Ein Drittel der kolumbianischen Schüler verlassen das Schulsystem frühzeitig. Diese Dropouts geraten leicht auf die schiefe Bahn, geraten ins Geflecht organisierter Jugendbanden, begehen erst kleinere, dann grössere Delikte, betätigen sich als Kleindealer (microtráfico), und einige gleiten ab ins Drogenelend. Als Heranwachsende werden sie krank, sind arbeitsunfähig und nicht in der Lage, für sich selbst oder gar für eine Familie zu sorgen. Die Sozialkosten solcher Negativlaufbahnen sind enorm.
Die kolumbianische Regierung steht dieser Problematik eher ratlos gegenüber. Einige private Organisationen versuchen, gefährdete Primarschüler mit der Abgabe von Lebensmitteln in die Schulen zu locken – ohne Erfolg.
Eine nachweislich erfolgreiche Lösung bietet das Programm Iwoka. Verglichen mit den Folgekosten eines Schulabbruchs, ist der Aufwand dieses Präventivprogramms gering. Für jährlich nur 160 Franken werden gefährdete Schüler während dreier Jahre gezielt gefördert.
Das Projekt setzt auf zwei Ebenen an: An einer Schule werden geeignete Freiwillige aus der 9. und 10. Klasse (15 bis 16 Jahre alt) ausgewählt und in einem zweimonatigen Intensivtraining sorgfältig auf ihre spätere Rolle als Coachs vorbereitet. Diese Oberstufenschüler betreuen danach an ihrer eigenen Schule je 4 bis 5 Kinder aus den Primarschulklassen. Wie Paten oder ältere Geschwister helfen die Jugendlichen den Jüngeren bei Hausaufgaben, besprechen bzw. begleiten sie bei familiären Problemen und schützen sie auf dem Pausenplatz vor den Rohheiten und dem Mobbing seitens von Mitschülern. Sie lehren die Jüngeren konstruktive Verhaltensregeln wie Respekt, Zuverlässigkeit, Ordnung und Freundschaft.

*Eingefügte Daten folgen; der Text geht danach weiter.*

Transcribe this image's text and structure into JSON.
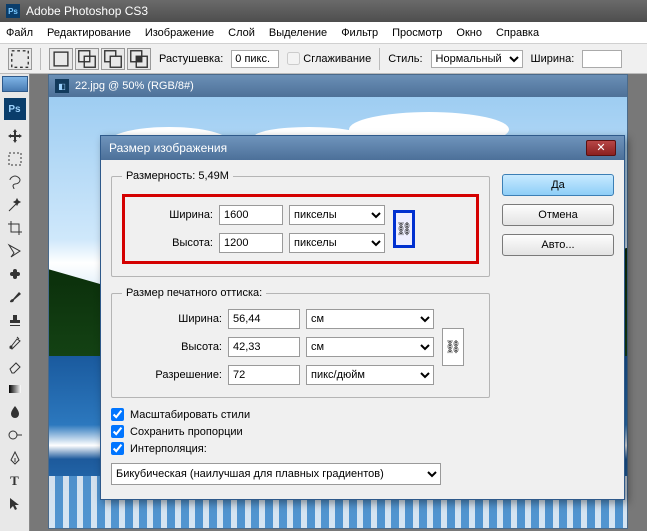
{
  "app": {
    "title": "Adobe Photoshop CS3",
    "logo_text": "Ps"
  },
  "menu": {
    "file": "Файл",
    "edit": "Редактирование",
    "image": "Изображение",
    "layer": "Слой",
    "select": "Выделение",
    "filter": "Фильтр",
    "view": "Просмотр",
    "window": "Окно",
    "help": "Справка"
  },
  "options": {
    "feather_label": "Растушевка:",
    "feather_value": "0 пикс.",
    "antialias_label": "Сглаживание",
    "style_label": "Стиль:",
    "style_value": "Нормальный",
    "width_label": "Ширина:"
  },
  "document": {
    "title": "22.jpg @ 50% (RGB/8#)"
  },
  "dialog": {
    "title": "Размер изображения",
    "dimensions_legend": "Размерность:  5,49M",
    "pixel": {
      "width_label": "Ширина:",
      "width_value": "1600",
      "height_label": "Высота:",
      "height_value": "1200",
      "unit": "пикселы"
    },
    "print_legend": "Размер печатного оттиска:",
    "print": {
      "width_label": "Ширина:",
      "width_value": "56,44",
      "height_label": "Высота:",
      "height_value": "42,33",
      "unit": "см",
      "res_label": "Разрешение:",
      "res_value": "72",
      "res_unit": "пикс/дюйм"
    },
    "scale_styles_label": "Масштабировать стили",
    "constrain_label": "Сохранить пропорции",
    "interpolation_label": "Интерполяция:",
    "interpolation_value": "Бикубическая (наилучшая для плавных градиентов)",
    "buttons": {
      "ok": "Да",
      "cancel": "Отмена",
      "auto": "Авто..."
    }
  }
}
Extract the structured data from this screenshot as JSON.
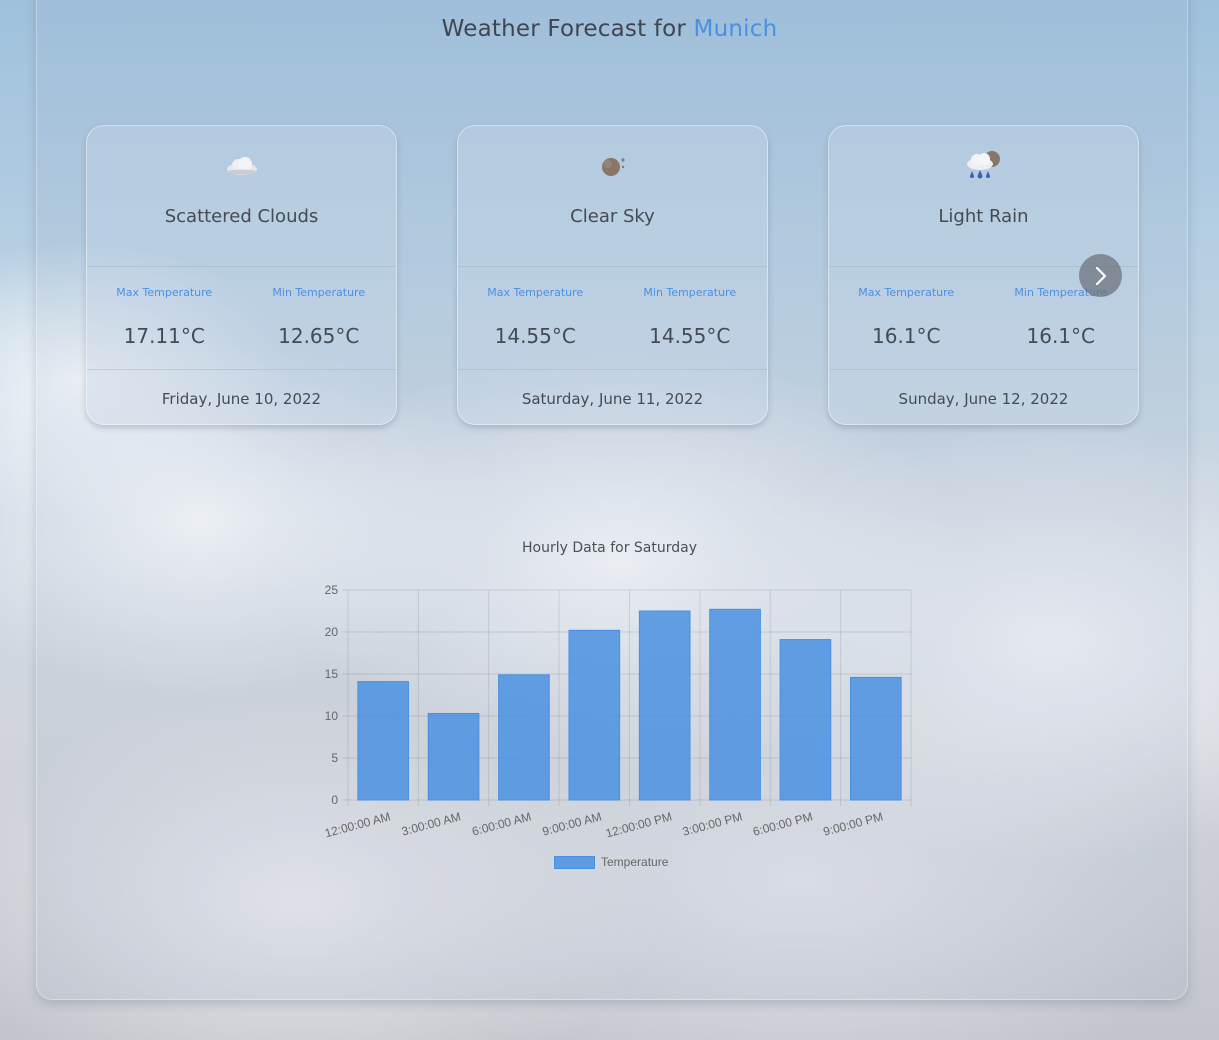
{
  "header": {
    "title_prefix": "Weather Forecast for ",
    "city": "Munich"
  },
  "cards": [
    {
      "icon": "scattered-clouds-icon",
      "description": "Scattered Clouds",
      "max_label": "Max Temperature",
      "min_label": "Min Temperature",
      "max_temp": "17.11°C",
      "min_temp": "12.65°C",
      "date": "Friday, June 10, 2022"
    },
    {
      "icon": "clear-sky-night-icon",
      "description": "Clear Sky",
      "max_label": "Max Temperature",
      "min_label": "Min Temperature",
      "max_temp": "14.55°C",
      "min_temp": "14.55°C",
      "date": "Saturday, June 11, 2022"
    },
    {
      "icon": "light-rain-icon",
      "description": "Light Rain",
      "max_label": "Max Temperature",
      "min_label": "Min Temperature",
      "max_temp": "16.1°C",
      "min_temp": "16.1°C",
      "date": "Sunday, June 12, 2022"
    }
  ],
  "carousel": {
    "next_icon": "chevron-right-icon"
  },
  "colors": {
    "accent": "#4a90e2",
    "bar_fill": "#4a90e2"
  },
  "chart_data": {
    "type": "bar",
    "title": "Hourly Data for Saturday",
    "categories": [
      "12:00:00 AM",
      "3:00:00 AM",
      "6:00:00 AM",
      "9:00:00 AM",
      "12:00:00 PM",
      "3:00:00 PM",
      "6:00:00 PM",
      "9:00:00 PM"
    ],
    "series": [
      {
        "name": "Temperature",
        "values": [
          14.1,
          10.3,
          14.9,
          20.2,
          22.5,
          22.7,
          19.1,
          14.6
        ]
      }
    ],
    "ylim": [
      0,
      25
    ],
    "yticks": [
      0,
      5,
      10,
      15,
      20,
      25
    ],
    "grid": true,
    "legend": "bottom"
  }
}
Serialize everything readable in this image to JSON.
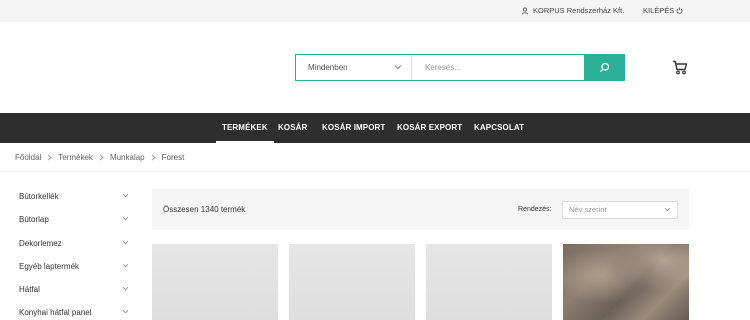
{
  "topbar": {
    "user_name": "KORPUS Rendszerház Kft.",
    "logout_label": "KILÉPÉS"
  },
  "search": {
    "scope_value": "Mindenben",
    "placeholder": "Keresés..."
  },
  "nav": {
    "items": [
      "TERMÉKEK",
      "KOSÁR",
      "KOSÁR IMPORT",
      "KOSÁR EXPORT",
      "KAPCSOLAT"
    ],
    "active": "TERMÉKEK"
  },
  "breadcrumb": {
    "items": [
      "Főoldal",
      "Termékek",
      "Munkalap",
      "Forest"
    ]
  },
  "sidebar": {
    "categories": [
      "Bútorkellék",
      "Bútorlap",
      "Dekorlemez",
      "Egyéb laptermék",
      "Hátfal",
      "Konyhai hátfal panel"
    ]
  },
  "toolbar": {
    "count_text": "Összesen 1340 termék",
    "sort_label": "Rendezés:",
    "sort_value": "Név szerint"
  },
  "colors": {
    "accent": "#2db09a",
    "nav_bg": "#2e2e2e"
  },
  "icons": {
    "user": "user-icon",
    "logout": "power-icon",
    "search": "search-icon",
    "cart": "cart-icon",
    "chevron": "chevron-down-icon",
    "breadcrumb_sep": "chevron-right-icon"
  }
}
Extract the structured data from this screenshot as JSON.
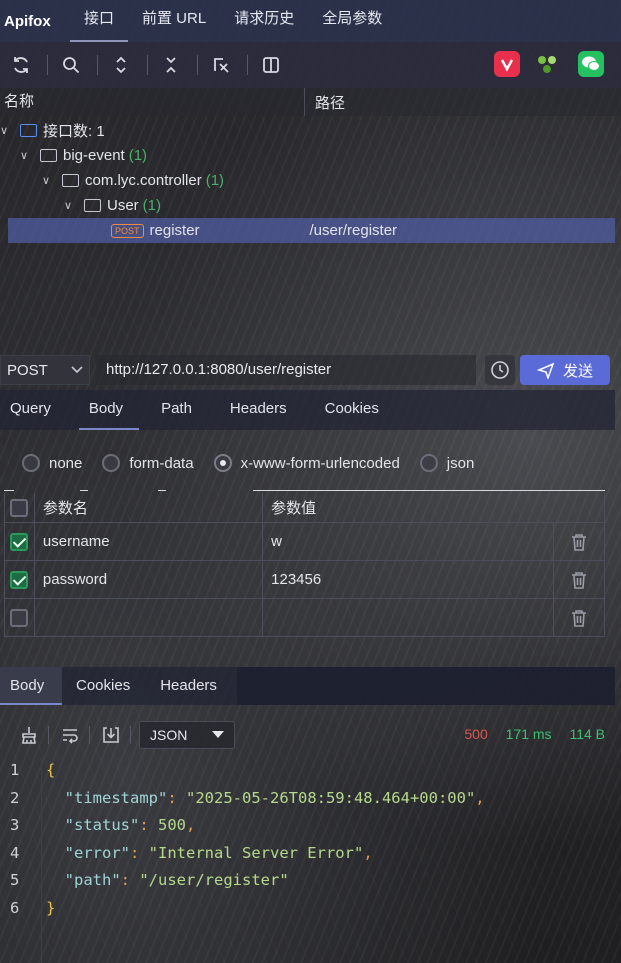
{
  "app": {
    "brand": "Apifox",
    "tabs": [
      "接口",
      "前置 URL",
      "请求历史",
      "全局参数"
    ],
    "active_tab": 0
  },
  "toolbar": {
    "icons": [
      "refresh-icon",
      "search-icon",
      "expand-icon",
      "collapse-icon",
      "locate-icon",
      "split-icon"
    ],
    "extensions": [
      "apifox-logo-icon",
      "plugin-icon",
      "wechat-icon"
    ]
  },
  "tree": {
    "col_name": "名称",
    "col_path": "路径",
    "root": {
      "label": "接口数: 1"
    },
    "project": {
      "label": "big-event",
      "count": "(1)"
    },
    "package": {
      "label": "com.lyc.controller",
      "count": "(1)"
    },
    "class": {
      "label": "User",
      "count": "(1)"
    },
    "endpoint": {
      "method_badge": "POST",
      "label": "register",
      "path": "/user/register"
    }
  },
  "request": {
    "method": "POST",
    "url": "http://127.0.0.1:8080/user/register",
    "send_label": "发送",
    "tabs": [
      "Query",
      "Body",
      "Path",
      "Headers",
      "Cookies"
    ],
    "active_tab": "Body",
    "body_types": [
      "none",
      "form-data",
      "x-www-form-urlencoded",
      "json"
    ],
    "selected_body_type": "x-www-form-urlencoded",
    "params_header": {
      "name": "参数名",
      "value": "参数值"
    },
    "params": [
      {
        "checked": true,
        "name": "username",
        "value": "w"
      },
      {
        "checked": true,
        "name": "password",
        "value": "123456"
      },
      {
        "checked": false,
        "name": "",
        "value": ""
      }
    ]
  },
  "response": {
    "tabs": [
      "Body",
      "Cookies",
      "Headers"
    ],
    "active_tab": "Body",
    "format": "JSON",
    "status": "500",
    "time": "171 ms",
    "size": "114 B",
    "line_numbers": [
      "1",
      "2",
      "3",
      "4",
      "5",
      "6"
    ],
    "json": {
      "open": "{",
      "close": "}",
      "timestamp_key": "\"timestamp\"",
      "timestamp_val": "\"2025-05-26T08:59:48.464+00:00\"",
      "status_key": "\"status\"",
      "status_val": "500",
      "error_key": "\"error\"",
      "error_val": "\"Internal Server Error\"",
      "path_key": "\"path\"",
      "path_val": "\"/user/register\""
    }
  },
  "colors": {
    "accent": "#5a6ad6",
    "status_error": "#e0544e",
    "status_ok": "#3fbf75",
    "post_badge": "#f08b3a"
  }
}
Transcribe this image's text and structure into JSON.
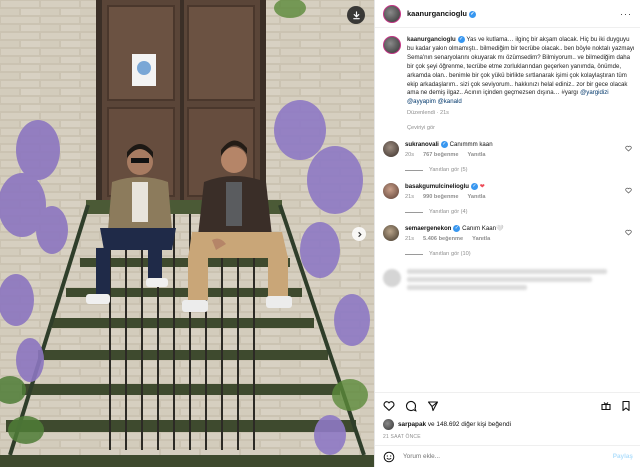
{
  "post": {
    "username": "kaanurgancioglu",
    "caption_user": "kaanurgancioglu",
    "caption_body": "Yas ve kutlama… ilginç bir akşam olacak. Hiç bu iki duyguyu bu kadar yakın olmamıştı.. bilmediğim bir tecrübe olacak.. ben böyle noktalı yazmayı Sema'nın senaryolarını okuyarak mı özümsedim? Bilmiyorum.. ve bilmediğim daha bir çok şeyi öğrenme, tecrübe etme zorluklarından geçerken yanımda, önümde, arkamda olan.. benimle bir çok yükü birlikte sırtlanarak işimi çok kolaylaştıran tüm ekip arkadaşlarım.. sizi çok seviyorum.. hakkınızı helal ediniz.. zor bir gece olacak ama ne demiş ilgaz.. Acının içinden geçmezsen dışına… #yargı",
    "caption_tags": "@yargidizi @ayyapim @kanald",
    "edited_label": "Düzenlendi · 21s",
    "translation_label": "Çeviriyi gör"
  },
  "comments": [
    {
      "username": "sukranovali",
      "text": "Canımmm kaan",
      "heart": "",
      "time": "20s",
      "likes": "767 beğenme",
      "reply": "Yanıtla",
      "replies": "Yanıtları gör (5)"
    },
    {
      "username": "basakgumulcinelioglu",
      "text": "",
      "heart": "❤",
      "time": "21s",
      "likes": "990 beğenme",
      "reply": "Yanıtla",
      "replies": "Yanıtları gör (4)"
    },
    {
      "username": "semaergenekon",
      "text": "Canım Kaan🤍",
      "heart": "",
      "time": "21s",
      "likes": "5.406 beğenme",
      "reply": "Yanıtla",
      "replies": "Yanıtları gör (10)"
    }
  ],
  "actions": {
    "liked_by_user": "sarpapak",
    "liked_by_rest": "ve 148.692 diğer kişi beğendi",
    "time_ago": "21 SAAT ÖNCE",
    "comment_placeholder": "Yorum ekle...",
    "post_label": "Paylaş"
  },
  "icons": {
    "save": "save-icon",
    "next": "chevron-right-icon",
    "more": "more-icon",
    "like": "heart-icon",
    "comment": "comment-icon",
    "share": "share-icon",
    "bookmark": "bookmark-icon",
    "emoji": "emoji-icon"
  },
  "colors": {
    "verified": "#3897f0",
    "link": "#00376b",
    "like_red": "#ed4956",
    "muted": "#8e8e8e"
  }
}
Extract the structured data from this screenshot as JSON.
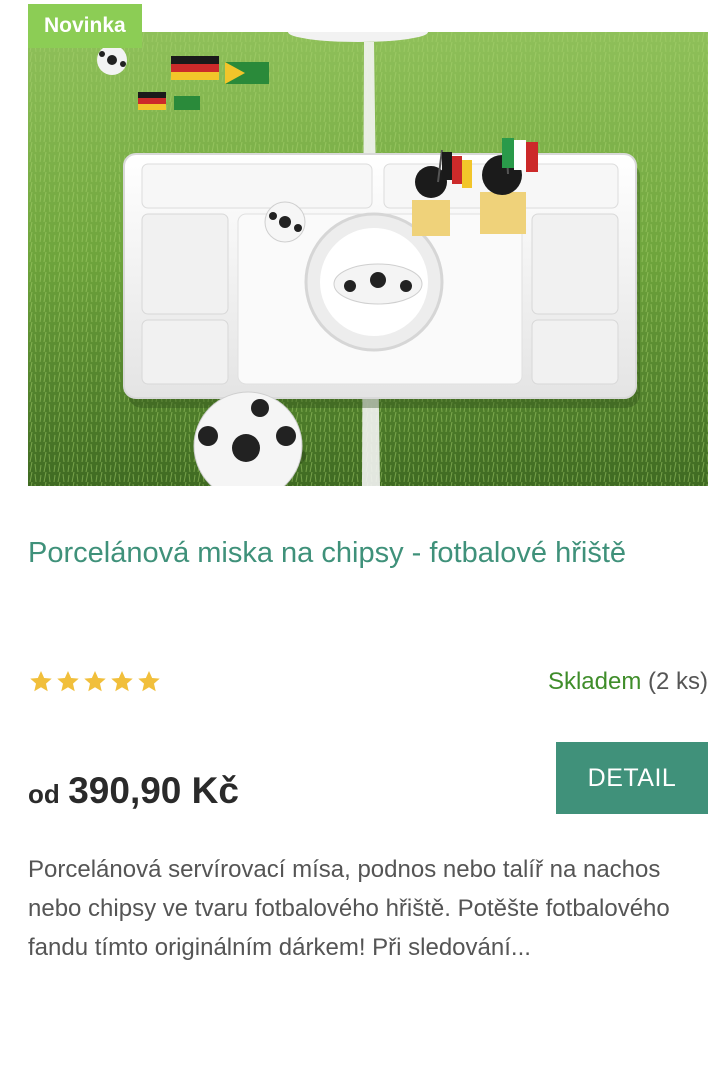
{
  "product": {
    "badge": "Novinka",
    "title": "Porcelánová miska na chipsy - fotbalové hřiště",
    "image_alt": "Porcelánová servírovací mísa ve tvaru fotbalového hřiště",
    "rating": {
      "stars": 5,
      "max": 5
    },
    "availability": {
      "status": "Skladem",
      "quantity": "(2 ks)"
    },
    "price": {
      "prefix": "od",
      "amount": "390,90 Kč"
    },
    "detail_button": "DETAIL",
    "description": "Porcelánová servírovací mísa, podnos nebo talíř na nachos nebo chipsy ve tvaru fotbalového hřiště.  Potěšte fotbalového fandu tímto originálním dárkem!  Při sledování..."
  },
  "colors": {
    "accent": "#40917a",
    "badge": "#8ccd55",
    "in_stock": "#3f8d2a",
    "star": "#f1bf3b"
  }
}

Diese Methode hat nicht nur nachweislich viele Schulabbrüche verhindert, sie hat sich auch positiv auf die kognitive und menschliche Entwicklung der jüngeren Kinder ausgewirkt. Im Zeitraum von 2014 bis 2016 wurden die Veränderungen gemessen. So verbesserte sich die kognitive Entwicklung um rund 15 Prozent gegenüber der Kontrollgruppe. Dies steht im Einklang mit den Aussagen von Lehrern, die bei ihren Schülern mehr Engagement und eine Steigerung der Eigenverantwortung beim Lernen feststellten. Auch die Eltern bestätigten, dass ihre Kinder dank dem Programm Iwoka weniger gewalttätig sind und sie sich sowohl zu Hause als auch in der Schule besser benehmen.
2017 übernahmen acht Schulen der Stadt Pereira das Programm Iwoka. 255 Jugendliche und 855 Kinder nehmen am Programm teil. Für diesen Transfer der Methode wurden 2017 auch Handbücher zur Projektmethode, zur Ausbildung und Qualitätskontrolle erarbeitet und urheberrechtlich geschützt. In den nächsten Jahren soll diese erfolgreiche und erprobte Methode auch in weiteren Städten des Landes angewandt werden.
2019 legte Iwoka den Schwerpunkt auf die Jugendlichen. Denn auch sie haben spezifische Probleme, die gelöst werden müssen, damit sie sich engagieren. Die Oberstufenschüler erhalten eine Berufsorientierung. Sie können dank einem neu aufgebauten Netz von Firmen Schnuppertage in Betrieben absolvieren und werden beraten bei Bewerbungen.